Saint John property tax increases to hit residents, but spare industry in 2024
City blames province for forcing it to share tax cuts needed by homeowners with business
A Saint John City budget for 2024 that will require residential property owners to pay $8.5 million more in property taxes, while large industrial properties pay less, is being blamed on provincial tax rules that limit how much municipalities can charge businesses.
It's also reigniting debate in Saint John over whether industry pays enough to support city services.
"Heavy industry next year will actually be paying less than the year before, overall, because we don't have the tools to do anything else," said finance committee chair Gary Sullivan in a CBC interview last week.
"We would love to level the playing field so that everybody's paying a fair share.'
In a budget meeting earlier this month, city finance commissioner Kevin Fudge said a proposed $8.5 million increase in property tax revenue, needed to cover rising costs in 2024, will have to be paid for entirely by residential taxpayers because of a hard ceiling imposed by the province on how much large and profitable businesses in the city can be taxed.
"The residential class is funding 100 per cent, actually 100.27 per cent, of the overall property tax revenue increase," Fudge told the finance committee.
"We recommend continuing advocacy efforts with the provincial government to obtain more flexibility."
In 2024, Saint John residential property owners are facing a 12.4 per cent increase in the taxable value of their lands and buildings, caused by rising real estate prices and reflected in provincial assessments.
However, those escalating values are not being matched by business properties, which have increased in value by only 2.5 per cent, according to provincial assessors, including just 0.4 per cent for the city's large industrial facilities.
Saint John plans to cut its tax rate enough to save taxpayers $3.8 million on increases caused by the rising assessments, and it wants to direct all of those savings to residential property owners who are the most affected, but provincial rules do not allow that.
Instead city tax cuts have to be shared in proportion among all properties.
Residential property owners, who were facing a tax increase of $10.9 million in 2024 because of their rapidly rising assessments, will receive $2.4 million of the tax rate cut and in 2024 will pay $8.5 million more than this year.
Business properties, which were facing a $1.4-million tax increase because of sluggish assessment growth, will nevertheless get $1.42 million in tax rate cuts and as a group pay $23,000 less than last year. That includes a $270,000 tax increase on commercial properties and a $293,000 tax decrease on heavy industrial properties.
"We believe more flexibility is merited," said Fudge, about the city being forced to shift tax rate cuts it wants to deliver to residential properties to business properties instead because of provincial tax rules.
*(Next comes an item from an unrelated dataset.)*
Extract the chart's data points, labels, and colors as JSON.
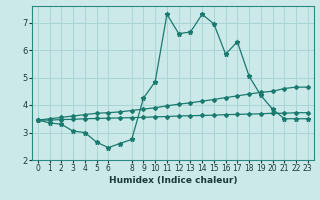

City politicans want more say
Most Canadian municipalities have the authority to set multiple tax rates and move each of them independently to target tax increases and decreases, and Saint John politicians have long expressed an interest in doing just that with its largest businesses, including the Irving Oil refinery.
Across North America, annual property taxes on oil refineries of $50 per barrel of their daily refining capacity and above are common, including among facilities in Texas, Illinois, New Jersey, Louisiana, Alberta and British Columbia.
Several of those pay property taxes that are more than $100 per barrel of their daily capacity.
By contrast in Saint John, the Irving Oil refinery pays property taxes of about $20 per barrel of its daily refining capacity of 320,000 barrels.
That property tax bill isn't just low by North American oil refining standards, it is also lower than what several other industrial facilities in New Brunswick pay.
N.B. Power's Point Lepreau, Belledune, Coleson Cove and Bayside generating stations produce $1.2 billion worth of electricity per year as a group and pay a combined $17.5 million in local and provincial property taxes.
Property taxes on the Irving Oil refinery are one-third of that amount, even though the annual value of the refinery's petroleum production is 10 times what the four power plants produce.
Saint John hasn't said how much it would reshuffle the property tax burden in the city among people, businesses, industry and other groups if given the chance, but it wants the authority to make those decisions for itself.
"We would really like to have no restrictions and set what we want to set," Fudge told councillors at the meeting.
"We would like the ability to set as many classes as we want and set the rates the way we want, based on what works for the City of Saint John."
Prince George, B.C., is one of a number of Canadian cities with a large industrial base that imposes special rates on its biggest facilities.
The city hosts pulp and paper mills and a small oil refinery and employs nine separate property tax categories. In Prince George, heavy industry is subject to a tax rate seven times higher than residential properties.
New Brunswick municipalities are currently not permitted to tax any business properties, including industrial properties, more than 1.7 times what residential properties are charged.
Premier Blaine Higgs did promise in the 2018 provincial election to "empower municipalities to have greater control over their own affairs including greater powers over taxation" but progress has been limited.
A plan to have a new fiscal arrangement in place for communities by January 2025 has not been discussed in detail.
Dan Murphy. executive director of the Union of the Municipalities of New Brunswick, said Saint John is not alone in wanting major changes in how communities are allowed to fund themselves.
"I think all municipalities are impatiently waiting for those discussions to start," said Murphy.